Tag Archives: K8s

VoIP is an only child – ‘Gotchas’ on running VoIP applications inside Containers

It’s 2021, and everyone loves Containers; Docker & Kubernetes are changing how software is developed, deployed and scaled.

And yet so much of the Telco world still uses bare metal servers and dedicated hardware for processing.

So why not use Containers or VMs more for VoIP applications?

Disclaimer – When I’m talking VoIP about VoIP I mean the actual Voice over IP, that’s the Media Stream, RTP, the Audio, etc, not the Signaling (SIP). SIP is fine with Containers, it’s the media that has a bad time and that this post focuses on,

Virtualization Fundamentals

Once upon a time in Development land every application ran on it’s own server running in a DC / Central Office.

This was expensive to deploy (buying servers), operate (lots of power used) and maintain (lots of hardware to keep online).

Each server was actually sitting idle for a large part of the time, with the application running on it only using a some of the available resources some of the time.

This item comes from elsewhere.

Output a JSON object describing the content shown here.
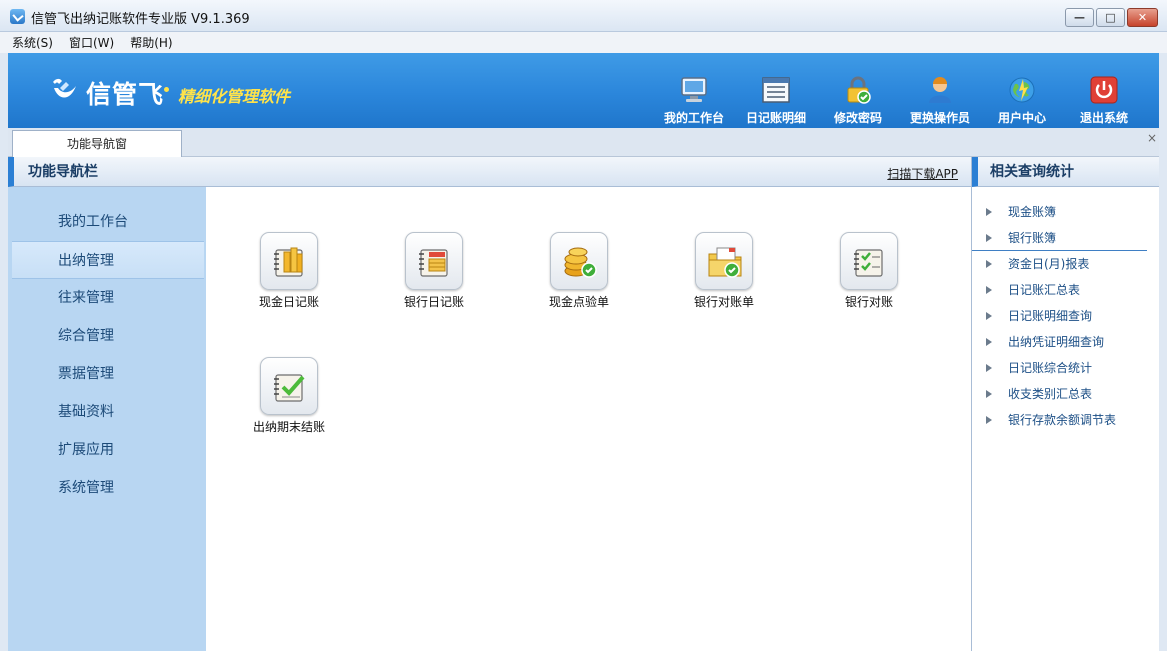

One day Virtualization came and suddenly 10 physical servers could be virtualized into 10 VMs.

These VMs still need to run on servers but as each VM isn’t using 100% of it’s allocated resources all the time, instead of needing 10 servers to run it on you could run it on say 3 servers, and even do clever things like migrate VMs between servers if one were to fail.

VMs share the resources of the server it’s running on.

A server running VMs (Hypervisor) is able to run multiple VMs by splitting the resources between VMs.

If a VM A wants to run an operation at the same time a VM B & VM C, the operations can’t be run on each VM at the same time* so the hypervisor will queue up the requests and schedule them in, typically based on first-in-first out or based on a resource priority policy on the Hypervisor.

This is fine for a if VM A, B & C were all Web Servers.
A request coming into each of them at the same time would see the VM the Hypervisor schedules the resources to respond to the request slightly faster, with the other VMs responding to the request when the hypervisor has scheduled the resources to the respective VM.

VoIP is an only child

VoIP has grown up on dedicated hardware. It’s an only child that does not know how to share, because it’s never had to.

Having to wait for resources to be scheduled by the Hypervisor to to VM in order for it to execute an operation is fine and almost unnoticeable for web servers, it can have some pretty big impacts on call quality.

If we’re running RTPproxy or RTPengine in order to relay media, scheduling delays can mean that the media stream ends up “bursty”.

RTP packets needing relaying are queued in the buffer on the VM and only relayed when the hypervisor is able to schedule resources, this means there can be a lot of packet-delay-variation (PDV) and increased latency for services running on VMs.

VMs and Containers both have this same fate, DPDK and SR-IOV assist in throughput, but they don’t stop interrupt headaches.

VMs that deprive other VMs on the same host of resources are known as “Noisy neighbors”.

The simple fix for all these problems? There isn’t one.

Each of these issues can be overcome, dedicating resources, to a specific VM or container, cleverly distributing load, but it is costly in terms of resources and time to tweak and implement, and some of these options undermine the value of virtualization or containerization.

As technology marches forward we have scenarios where Kubernetes can expose FPGA resources to pass them through to Pods, but right now, if you need to transcode more than ~100 calls efficiently, you’re going to need a hardware device.

And while it can be done by throwing more x86 / ARM compute resources at the problem, hardware still wins out as cheaper in most instances.

Sorry, no easy answers here…